United States v. O'hagan

521 U.S. 642 (1997)


O'Hagan (D) was a partner in Dorsey & Whitney a law firm that represented Grand Met. Grand Met retained Dorsey & Whitney for a potential buyout of Pillsbury. Both Grand Met and Dorsey & Whitney took precautions to protect the confidentiality of Grand's tender offers. D did not work on the transactions. Dorsey & Whitney withdrew from representation of Grand Met on September 9, 1988, and on October 4, 1988, Grand Met announced its tender offer for Pillsbury. On August 18, D began purchasing call options for Pillsbury stock.
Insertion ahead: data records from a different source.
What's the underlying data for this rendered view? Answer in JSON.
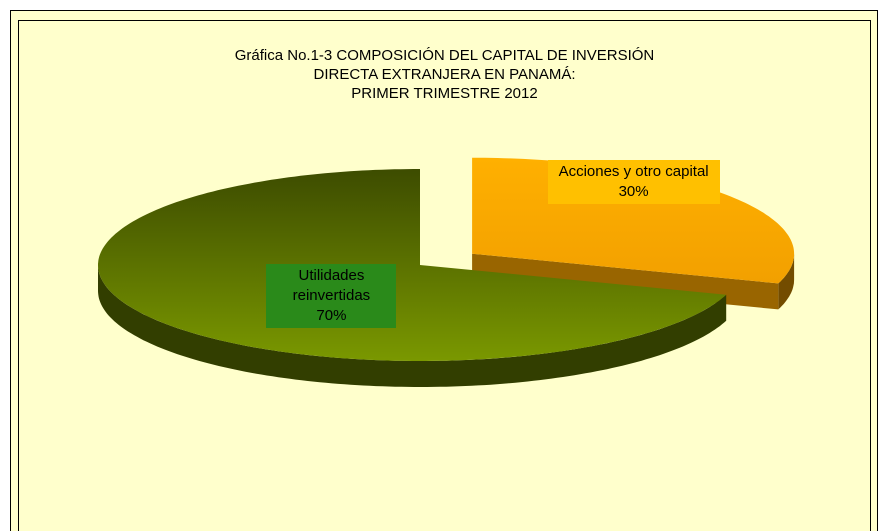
{
  "chart_data": {
    "type": "pie",
    "title": "Gráfica No.1-3 COMPOSICIÓN DEL CAPITAL DE INVERSIÓN\nDIRECTA EXTRANJERA EN PANAMÁ:\nPRIMER TRIMESTRE 2012",
    "categories": [
      "Acciones y otro capital",
      "Utilidades reinvertidas"
    ],
    "values": [
      30,
      70
    ],
    "value_labels": [
      "30%",
      "70%"
    ],
    "colors": [
      "#ffa800",
      "#6f8a00"
    ],
    "label_colors": [
      "#ffc000",
      "#2a8a1a"
    ],
    "explode": [
      0.2,
      0
    ],
    "three_d": true
  }
}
By the end of September, he owned 2,500 unexpired Pillsbury options, more than any other individual investor did. D also purchased 5000 shares of Pillsbury stock under $39 per share. When Grand Met announced, the price of the stock went to $60, and D sold his options for a $4.3 million profit. The SEC investigated, and D was charged with a 57-count indictment in which he used the profits from the Grand Met transactions to conceal embezzlement and conversion of unrelated client trust funds. The 57 counts included 20 for mail fraud, 17 in violation of 10b rules and 17 counts of violation of 14 (e) and 3 counts of money laundering. D was found guilty and sentenced to 47 months. The appeals court reversed all of D's convictions. Liability under 10b-5 may not be grounded on the misappropriation theory, and Rule 14 (e)-3(a) exceeds the SEC's rulemaking authority in that the rule contains no breach of fiduciary duty requirement. The mail fraud and money laundering convictions also fell because they were predicated on the Rule violations. The Supreme Court granted certiorari.